Finiteness properties of formal Lie group actions

TL;DR

This paper proves that matrix coefficients of formal Lie group actions are in a Noetherian ring, extending intersection multiplicity estimates and embedding results for formal diffeomorphisms, thus unifying several previous results in the field.

Contribution

It introduces a new approach showing matrix coefficients belong to a Noetherian ring, extending multiplicity estimates and embedding theorems for formal Lie group actions.

Findings

Matrix coefficients of formal Lie group actions are in a Noetherian ring.

Extended intersection multiplicity estimates to general Lie groups.
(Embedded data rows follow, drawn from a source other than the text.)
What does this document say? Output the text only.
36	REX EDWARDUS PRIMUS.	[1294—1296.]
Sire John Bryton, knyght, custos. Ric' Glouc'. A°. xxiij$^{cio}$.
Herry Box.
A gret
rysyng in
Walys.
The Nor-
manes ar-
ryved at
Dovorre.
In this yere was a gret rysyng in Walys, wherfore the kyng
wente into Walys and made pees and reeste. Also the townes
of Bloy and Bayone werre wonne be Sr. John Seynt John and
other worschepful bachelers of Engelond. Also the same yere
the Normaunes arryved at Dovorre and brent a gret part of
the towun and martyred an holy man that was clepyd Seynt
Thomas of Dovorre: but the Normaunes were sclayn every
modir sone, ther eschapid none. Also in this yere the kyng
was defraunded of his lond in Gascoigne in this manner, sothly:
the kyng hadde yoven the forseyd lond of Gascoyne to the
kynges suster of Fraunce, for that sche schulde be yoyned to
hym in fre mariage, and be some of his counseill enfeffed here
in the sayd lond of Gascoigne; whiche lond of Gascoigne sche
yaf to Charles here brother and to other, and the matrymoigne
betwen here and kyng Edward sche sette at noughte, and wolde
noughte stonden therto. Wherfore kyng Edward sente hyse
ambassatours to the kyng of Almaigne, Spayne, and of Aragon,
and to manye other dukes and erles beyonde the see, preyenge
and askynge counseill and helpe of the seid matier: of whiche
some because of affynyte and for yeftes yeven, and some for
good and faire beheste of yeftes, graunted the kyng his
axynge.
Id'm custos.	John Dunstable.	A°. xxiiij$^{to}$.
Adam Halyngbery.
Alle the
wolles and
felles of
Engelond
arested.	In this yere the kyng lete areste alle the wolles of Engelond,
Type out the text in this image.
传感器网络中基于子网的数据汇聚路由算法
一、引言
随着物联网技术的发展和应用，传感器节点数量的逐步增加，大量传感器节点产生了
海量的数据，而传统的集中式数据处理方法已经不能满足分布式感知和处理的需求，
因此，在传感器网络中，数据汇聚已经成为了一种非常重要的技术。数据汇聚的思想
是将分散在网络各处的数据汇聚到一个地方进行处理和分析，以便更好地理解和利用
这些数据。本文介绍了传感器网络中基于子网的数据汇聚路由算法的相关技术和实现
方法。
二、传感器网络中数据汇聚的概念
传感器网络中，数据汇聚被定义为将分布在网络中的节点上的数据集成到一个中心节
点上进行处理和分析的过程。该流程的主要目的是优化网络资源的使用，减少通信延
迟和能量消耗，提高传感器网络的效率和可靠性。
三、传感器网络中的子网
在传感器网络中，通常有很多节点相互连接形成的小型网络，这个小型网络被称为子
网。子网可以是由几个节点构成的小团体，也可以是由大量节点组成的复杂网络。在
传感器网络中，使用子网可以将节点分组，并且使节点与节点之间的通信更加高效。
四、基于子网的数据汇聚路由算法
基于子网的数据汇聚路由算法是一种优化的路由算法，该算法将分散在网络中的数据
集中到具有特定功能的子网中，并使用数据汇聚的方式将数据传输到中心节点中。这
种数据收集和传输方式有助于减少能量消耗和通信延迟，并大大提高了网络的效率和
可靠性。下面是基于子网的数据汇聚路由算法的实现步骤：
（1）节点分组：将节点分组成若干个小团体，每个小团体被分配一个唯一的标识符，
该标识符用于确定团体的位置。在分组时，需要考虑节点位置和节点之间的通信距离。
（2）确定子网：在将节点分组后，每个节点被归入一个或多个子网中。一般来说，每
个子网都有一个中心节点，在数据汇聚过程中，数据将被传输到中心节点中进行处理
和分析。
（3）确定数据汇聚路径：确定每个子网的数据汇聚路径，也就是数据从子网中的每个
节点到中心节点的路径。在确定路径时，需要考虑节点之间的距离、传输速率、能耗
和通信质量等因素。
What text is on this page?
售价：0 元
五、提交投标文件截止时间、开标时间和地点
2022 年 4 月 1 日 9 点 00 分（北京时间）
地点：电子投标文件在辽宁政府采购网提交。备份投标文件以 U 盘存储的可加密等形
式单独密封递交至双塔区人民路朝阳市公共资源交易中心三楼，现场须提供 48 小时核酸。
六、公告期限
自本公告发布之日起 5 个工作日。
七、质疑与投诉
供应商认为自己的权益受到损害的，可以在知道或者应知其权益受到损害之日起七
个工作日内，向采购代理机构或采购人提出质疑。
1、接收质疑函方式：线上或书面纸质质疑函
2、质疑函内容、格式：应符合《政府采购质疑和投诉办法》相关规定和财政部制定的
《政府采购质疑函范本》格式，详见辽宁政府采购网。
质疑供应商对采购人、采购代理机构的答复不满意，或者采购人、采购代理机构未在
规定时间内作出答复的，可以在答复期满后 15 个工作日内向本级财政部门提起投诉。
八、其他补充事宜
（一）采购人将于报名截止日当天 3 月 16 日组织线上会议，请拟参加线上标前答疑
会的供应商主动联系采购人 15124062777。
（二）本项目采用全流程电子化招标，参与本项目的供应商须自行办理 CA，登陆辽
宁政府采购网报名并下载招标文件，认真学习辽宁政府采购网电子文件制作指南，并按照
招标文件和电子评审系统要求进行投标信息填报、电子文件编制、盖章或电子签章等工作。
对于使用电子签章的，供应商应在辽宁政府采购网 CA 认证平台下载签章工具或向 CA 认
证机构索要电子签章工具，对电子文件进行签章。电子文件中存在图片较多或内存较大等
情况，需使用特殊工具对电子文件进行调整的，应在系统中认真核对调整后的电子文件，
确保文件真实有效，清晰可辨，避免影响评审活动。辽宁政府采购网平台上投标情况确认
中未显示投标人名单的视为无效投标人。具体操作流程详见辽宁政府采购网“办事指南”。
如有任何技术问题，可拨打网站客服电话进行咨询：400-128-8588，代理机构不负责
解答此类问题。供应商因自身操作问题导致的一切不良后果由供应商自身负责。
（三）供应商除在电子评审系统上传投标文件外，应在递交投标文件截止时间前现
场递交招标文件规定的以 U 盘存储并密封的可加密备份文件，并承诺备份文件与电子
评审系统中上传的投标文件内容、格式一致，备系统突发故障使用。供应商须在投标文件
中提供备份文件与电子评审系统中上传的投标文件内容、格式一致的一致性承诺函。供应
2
Provided a new proof for jet-determination of formal diffeomorphisms.

Abstract

Following ideas of Arnold and Seigal-Yakovenko, we prove that the space of matrix coefficients of a formal Lie group action belongs to a Noetherian ring. Using this result we extend the uniform intersection multiplicity estimates of these authors from the abelian case to general Lie groups. We also demonstrate a simple new proof for a jet-determination result of Baouendi et. al. In the second part of the paper we use similar ideas to prove a result on embedding formal diffeomorphisms in one-parameter groups extending a result of Takens. In particular this implies that the results of Arnold and Seigal-Yakovenko are formal consequence of our result for Lie groups.